Sambil mencoba menahan kesal, saya ulangi lagi permintaan saya dengan intonasi dan pilihan bahasa yang sama sopannya. Jawabannya mereka nggak punya tali tapi akan dipasang. Tunggu punya tunggu, dua Minggu pun berlalu, dan tak ada yang berubah. Saya masih harus keluar uang untuk biaya laundry. Sejujurnya, saya cukup dirugikan. 
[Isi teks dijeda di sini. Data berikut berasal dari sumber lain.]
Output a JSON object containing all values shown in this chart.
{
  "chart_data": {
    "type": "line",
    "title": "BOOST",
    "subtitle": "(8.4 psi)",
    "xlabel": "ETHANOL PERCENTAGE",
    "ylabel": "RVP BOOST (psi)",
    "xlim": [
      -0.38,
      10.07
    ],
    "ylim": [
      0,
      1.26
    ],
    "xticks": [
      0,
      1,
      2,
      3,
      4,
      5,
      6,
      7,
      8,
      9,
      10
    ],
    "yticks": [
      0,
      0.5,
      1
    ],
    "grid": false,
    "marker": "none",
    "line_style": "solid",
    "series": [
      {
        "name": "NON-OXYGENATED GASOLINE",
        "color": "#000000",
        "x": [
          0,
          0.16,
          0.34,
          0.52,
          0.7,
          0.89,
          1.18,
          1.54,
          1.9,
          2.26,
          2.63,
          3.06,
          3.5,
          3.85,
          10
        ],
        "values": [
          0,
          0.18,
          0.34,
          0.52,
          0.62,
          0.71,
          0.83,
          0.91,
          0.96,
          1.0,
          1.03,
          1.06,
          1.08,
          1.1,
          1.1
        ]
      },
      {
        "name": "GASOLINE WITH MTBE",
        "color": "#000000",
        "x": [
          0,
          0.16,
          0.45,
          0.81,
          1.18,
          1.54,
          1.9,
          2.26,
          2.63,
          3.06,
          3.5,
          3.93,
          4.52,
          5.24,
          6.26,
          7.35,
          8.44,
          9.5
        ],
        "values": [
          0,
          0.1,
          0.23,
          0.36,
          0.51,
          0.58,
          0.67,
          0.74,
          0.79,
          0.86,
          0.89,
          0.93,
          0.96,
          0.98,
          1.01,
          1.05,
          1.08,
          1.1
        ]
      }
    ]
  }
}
Maka, berkeluh kesah lah saya kepada Papa. Beliau orang terdekat. Yang paling saya harapkan. Namun, tanggapan Papa tidak seperti yang saya harapkan. Perasaan hati saya kacau balau, ingin menangis kencang. Andai saya bisa pasang jemuran sendiri, nggak bakal sudi saya memohon seperti ini. Meski itu bukan kesalahan saya. 

Luapan emosi negatif tersebut saya tulis lewat status WA yang dibalas oleh teman lama saya. Dia terkenal dengan mulutnya yang barbar. Seketika saya membatin, kadang saya berharap punya mulut yang barbar. Sayangnya, mulut barbar saya berfungsi kalau emosi saya tersulut parah. Dan saya tidak sanggup membayangkan, muntahan kalimat macam apa yang akan saya keluarkan. Saya tidak berharap situasi seperti itu betulan terjadi. 

Sampai saat ini, situasi belum berubah. Saya masih mengeluarkan biaya untuk laundry. Keluhan saya dianggap bak angin lalu. Di titik ini, tindakan terbaik yang bisa saya lakukan, menerima dengan lapang meski cukup sulit. Toh, segala daya sudah saya kerahkan tapi tak berhasil. Saya tak ingin larut dengan pemikiran mengapa ada sebagian orang tak punya integritas dan tanggung jawab terhadap pekerjaannya. Yasudah, kenyataanya memang ada jenis orang seperti itu. 

Komentar

  1. Sama.. Says jugs gitu Mbak, berusaha sekuat mungkin untuk tidak menyakiti orang lain dengan perkataan yang mungkin menyakitkan. Tapi yah gitu, kelemahannya kadang ucapan kita hanya dianggap angin lalu yang tidak berarti.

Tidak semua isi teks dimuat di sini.